Home / Poker News August 2008 / Another FTOPS event reaches a $1,500,000 prize-pool. Player “bmf283” wins event #12
Another FTOPS event reaches a $1,500,000 prize-pool. Player “bmf283” wins event #12
Posted by: James Carter. - Tue, 2008-08-12 14:39
The FTOPS is a perpetual source of high stakes online poker excitement. Event # 12, a $1,000+$60 NL Holdem event had no fewer than 1,405 participants, which is truly impressive considering the size of the buy-in.
Big names once again missed out on final table action, one of them though, Phil Gordon, only missed it by a hair.
Event #12 was a short-handed 6 player only one, so the final table only had 6 players and it looked like this: The chip lead was held by Kevin Saul (“GetPWN3d”) with 2,136,044 chips, followed up close by bigtonyk123 with 1,727,844, omalos with 1,080,300, Ram Vaswani with 818,266, Garbally with 702.859 and Ben Fineman (“bmf823”) with 559,687 chips.
Kevin Saul was in great shape going into final table play, and he sure enough managed to build up a loose enough table image to get called down on solid hands. This cost bigtonyk123 his tourney life as he went all in an a J,10 only to be called down by Saul with Q,A. The board gave the latter a pair of Aces and bigtonyk123 was sent packing.

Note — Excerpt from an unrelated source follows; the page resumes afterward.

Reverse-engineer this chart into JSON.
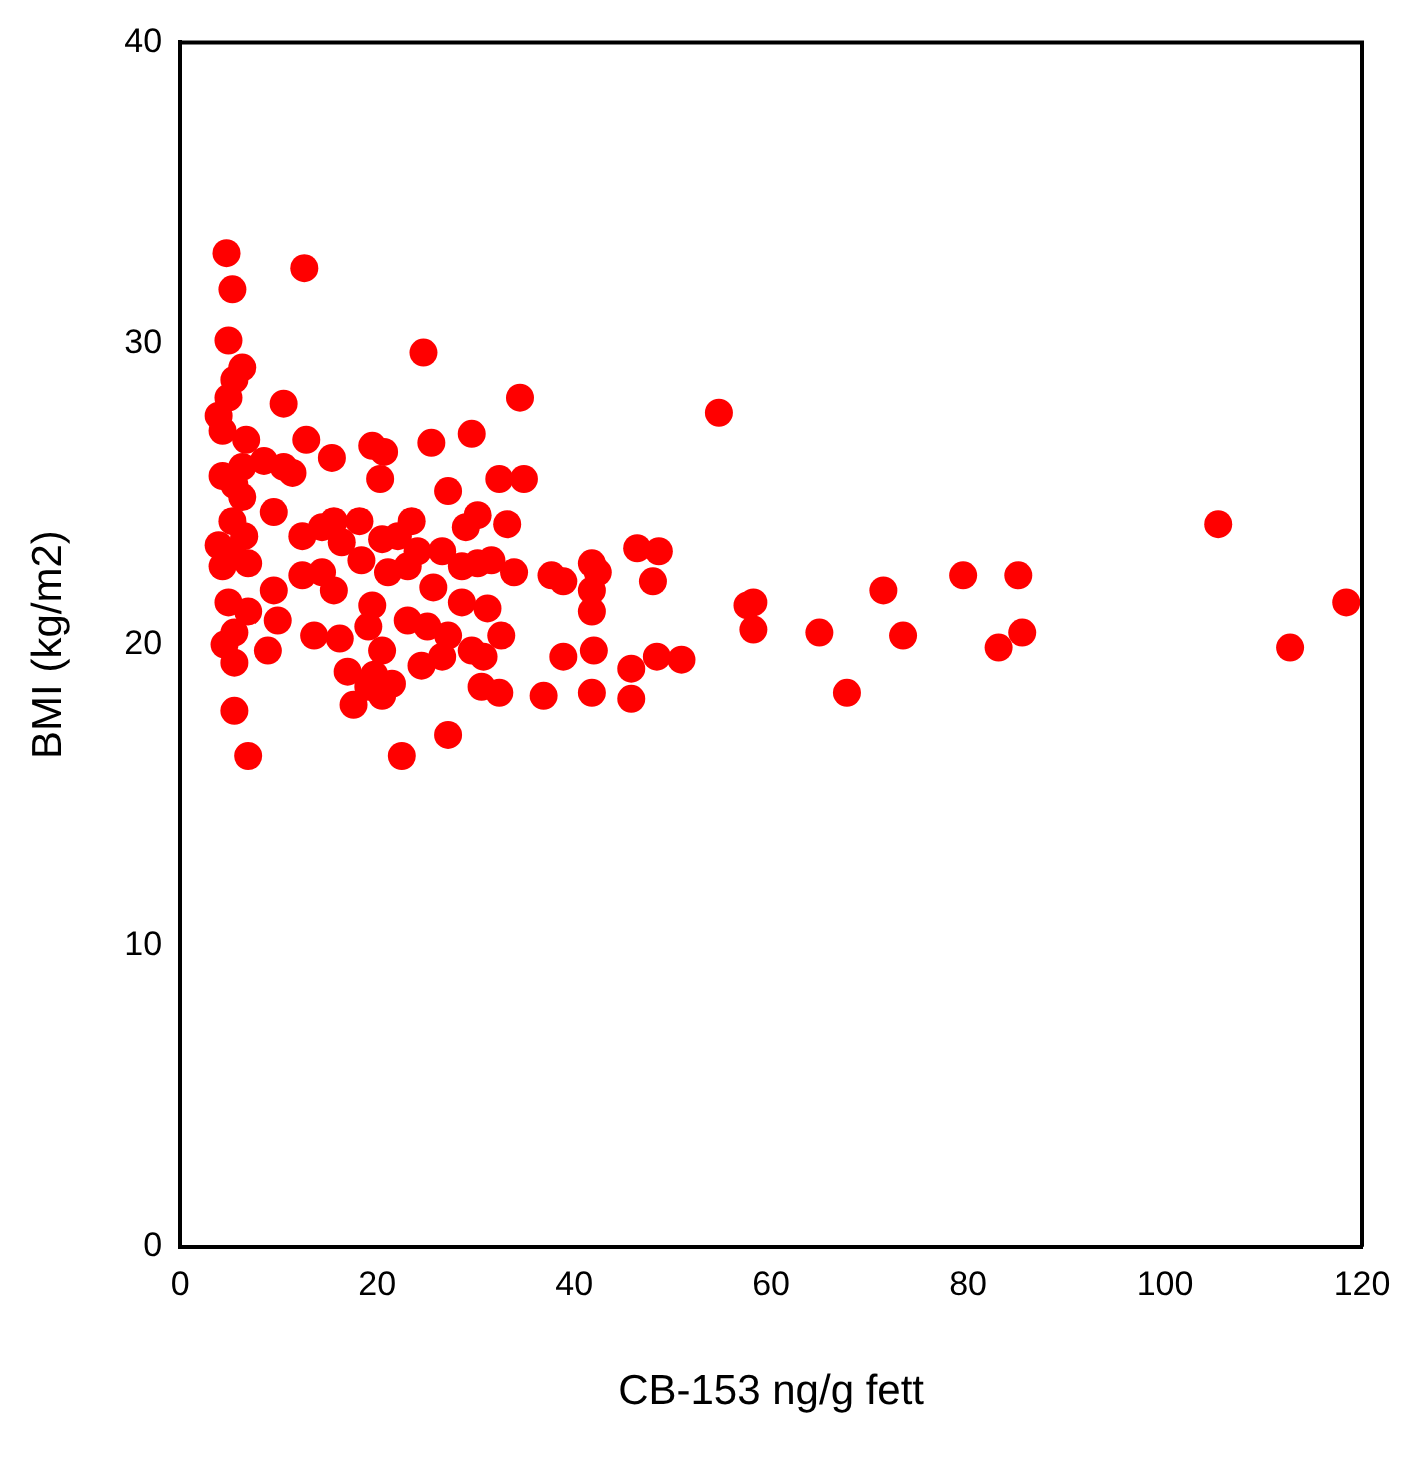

Ram Vaswani got crippled by Ben Fineman on a hand in which he had hoped to trap the latter for all his chips. That hit was enough to set Vaswani up for elimination a few hands later.
He eventually fell to Kevin Saul, when he shoved the last of his chips in on an A,9 against Saul’s K,10. The flop gave Saul a pair of 10s, and that sealed Vaswani’s fate.
Despite the fact that he built up a sizeable chip lead, Kevin Saul would be the one eliminated in 4th place. He got his pocket aces cracked by omalos who held pocket 7s and got another 7 on the river.
Omalos would leave next, in 3rd, at the hands of Ben Fineman who had built up a nice chip-lead by then.
Ben Fineman would eventually go on to eliminate Garbally in heads-up play, when his A,10 bested the latter’s 4,4 on a board of A,3,J,J,5. The first prize was $300,000. Second place man earned $198,000.